‘Coalition deliberately decided to evade law’; Opposition TDs hit out at Government over Whelan move

The Government has been accused of “deliberately deciding to evade the law” by appointing Máire Whelan to the Court of Appeal.

During a debate on the issue, it was claimed the Government was guilty of “circumventing the law”, while questions were also raised as to why Taoiseach Leo Varadkar had a telephone conversation with Fianna Fáil leader Micheál Martin about the position.

Fianna Fáil’s Jim O’Callaghan told the Dáil the promotion was “grossly unfair” on other individuals who had applied for the post.

“Not only were correct procedures not followed but fair procedures were not followed,” he said, pointing to the fact Ms Whelan was in the room as Cabinet signed off on her nomination.

“The Government deliberately decided to evade the law; they circumvented the law and that is why it is laughable for the Government to suggest that they followed correct procedures.”

Mr O’Callaghan pointed to 1995 when the Judicial Appointments Advisory Board (JAAB) was established and other significant reforms were introduced in the wake of a similar controversy.

He said that in the intervening 22 years, hundreds of appointments had gone through the JAAB system except for two.
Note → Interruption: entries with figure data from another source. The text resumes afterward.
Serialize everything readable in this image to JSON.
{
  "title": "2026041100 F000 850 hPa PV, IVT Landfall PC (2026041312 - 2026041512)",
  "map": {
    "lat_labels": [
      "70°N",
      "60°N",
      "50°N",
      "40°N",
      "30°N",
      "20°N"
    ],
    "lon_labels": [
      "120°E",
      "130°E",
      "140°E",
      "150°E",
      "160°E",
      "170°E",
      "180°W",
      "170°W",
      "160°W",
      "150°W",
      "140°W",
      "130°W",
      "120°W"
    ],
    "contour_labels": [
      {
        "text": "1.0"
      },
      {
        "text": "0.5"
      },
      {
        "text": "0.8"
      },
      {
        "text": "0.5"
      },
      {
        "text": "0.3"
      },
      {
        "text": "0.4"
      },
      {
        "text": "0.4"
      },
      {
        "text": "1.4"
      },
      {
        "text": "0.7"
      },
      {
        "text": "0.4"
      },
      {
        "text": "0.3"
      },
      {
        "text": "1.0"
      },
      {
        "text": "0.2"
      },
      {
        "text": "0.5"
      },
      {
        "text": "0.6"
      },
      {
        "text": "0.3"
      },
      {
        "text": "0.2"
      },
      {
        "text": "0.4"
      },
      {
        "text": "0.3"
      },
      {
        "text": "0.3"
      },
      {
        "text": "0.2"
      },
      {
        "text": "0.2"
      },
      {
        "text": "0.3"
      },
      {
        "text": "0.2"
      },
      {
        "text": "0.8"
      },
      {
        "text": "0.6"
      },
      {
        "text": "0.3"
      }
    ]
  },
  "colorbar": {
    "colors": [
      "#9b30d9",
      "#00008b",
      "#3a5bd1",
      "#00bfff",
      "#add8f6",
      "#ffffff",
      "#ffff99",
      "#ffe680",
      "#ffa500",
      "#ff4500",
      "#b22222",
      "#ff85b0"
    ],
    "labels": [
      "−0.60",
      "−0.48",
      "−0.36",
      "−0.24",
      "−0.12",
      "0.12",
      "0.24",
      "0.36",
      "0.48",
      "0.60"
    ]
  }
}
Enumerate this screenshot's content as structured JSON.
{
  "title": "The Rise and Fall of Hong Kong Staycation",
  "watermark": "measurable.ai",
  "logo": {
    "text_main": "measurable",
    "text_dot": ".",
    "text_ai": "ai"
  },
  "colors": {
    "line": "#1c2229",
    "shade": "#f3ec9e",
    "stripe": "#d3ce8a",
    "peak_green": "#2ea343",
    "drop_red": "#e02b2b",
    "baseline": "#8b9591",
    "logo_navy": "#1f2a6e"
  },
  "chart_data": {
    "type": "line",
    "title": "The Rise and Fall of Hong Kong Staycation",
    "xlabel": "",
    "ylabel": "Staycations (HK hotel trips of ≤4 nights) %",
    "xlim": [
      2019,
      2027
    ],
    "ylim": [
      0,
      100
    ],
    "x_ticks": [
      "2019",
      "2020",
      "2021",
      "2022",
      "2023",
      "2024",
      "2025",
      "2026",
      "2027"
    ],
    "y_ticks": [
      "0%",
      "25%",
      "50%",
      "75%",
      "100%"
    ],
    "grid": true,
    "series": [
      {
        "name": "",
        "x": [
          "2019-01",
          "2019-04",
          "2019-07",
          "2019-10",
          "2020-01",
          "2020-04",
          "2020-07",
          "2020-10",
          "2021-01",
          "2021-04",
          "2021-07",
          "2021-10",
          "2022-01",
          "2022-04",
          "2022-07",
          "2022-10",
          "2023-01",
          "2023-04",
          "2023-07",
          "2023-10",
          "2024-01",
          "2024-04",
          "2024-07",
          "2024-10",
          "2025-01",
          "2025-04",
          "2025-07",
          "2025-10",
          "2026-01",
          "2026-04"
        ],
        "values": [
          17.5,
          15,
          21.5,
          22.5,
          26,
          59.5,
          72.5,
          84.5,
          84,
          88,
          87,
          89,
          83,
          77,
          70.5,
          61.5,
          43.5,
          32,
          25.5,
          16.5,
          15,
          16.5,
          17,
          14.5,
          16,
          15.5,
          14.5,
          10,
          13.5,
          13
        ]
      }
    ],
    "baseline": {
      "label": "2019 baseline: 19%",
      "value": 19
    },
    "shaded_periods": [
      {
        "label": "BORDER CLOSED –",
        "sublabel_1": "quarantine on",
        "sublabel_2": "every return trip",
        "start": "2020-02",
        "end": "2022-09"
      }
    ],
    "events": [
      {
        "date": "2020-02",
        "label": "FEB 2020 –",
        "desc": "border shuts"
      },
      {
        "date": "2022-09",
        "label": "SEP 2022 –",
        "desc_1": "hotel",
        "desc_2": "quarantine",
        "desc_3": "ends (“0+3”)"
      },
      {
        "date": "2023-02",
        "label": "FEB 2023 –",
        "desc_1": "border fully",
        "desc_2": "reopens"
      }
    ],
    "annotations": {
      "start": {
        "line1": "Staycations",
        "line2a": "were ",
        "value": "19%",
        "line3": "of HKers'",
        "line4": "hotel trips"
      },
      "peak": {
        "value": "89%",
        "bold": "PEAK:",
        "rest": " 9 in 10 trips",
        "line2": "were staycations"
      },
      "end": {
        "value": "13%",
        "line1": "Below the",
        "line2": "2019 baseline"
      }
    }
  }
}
“Yesterday’s appointment was unique as it was an attorney general appointed to judicial office. Do we not remember that the reason that we got into political controversy back in 1995? Because it was an attorney general that sought office,” he said.

Tánaiste Frances Fitzgerald, who was justice minister when the appointment was made, told the Dáil that Ms Whelan “does not deserve to have her character questioned in this House”.

“I have six years’ experience of working with Máire Whelan as attorney general. She is a talented lawyer and a person of the highest integrity and qualities,” she said.

Justice Minister Charlie Flanagan said he hoped the new Judicial Appointments Bill would be expedited through the Oireachtas.

Sinn Féin’s Mary Lou McDonald said there was no suggestion the appointment was unconstitutional and there was no need “to go off on a wild goose chase in that regard”. She said the Government had “circumvented the law”.

Ms McDonald then turned to a phone conversation between Mr Varadkar and Mr Martin on Sunday, during which Mr Martin expressed concern over Ms Whelan’s suitability.

“We want an explanation from Government as to why An Taoiseach was having conversations with the leader of Fianna Fáil on the matter of appointment to the bench,” said Ms McDonald.

“We want to hear from Micheál Martin who was all consumed and concerned about adherence to the law and to the Constitution, how and why he imagines he has a special prerogative to lean on Government in any way to influence such an appointment.”

Labour leader Brendan Howlin asked that a line be drawn under the matter to ensure appropriate legislation is passed once and for all.

He said there was “a stench of political opportunism” from Mr Martin, adding that “it has become embarrassing to hear Fianna Fáil’s successive claims of outrage” over the matter.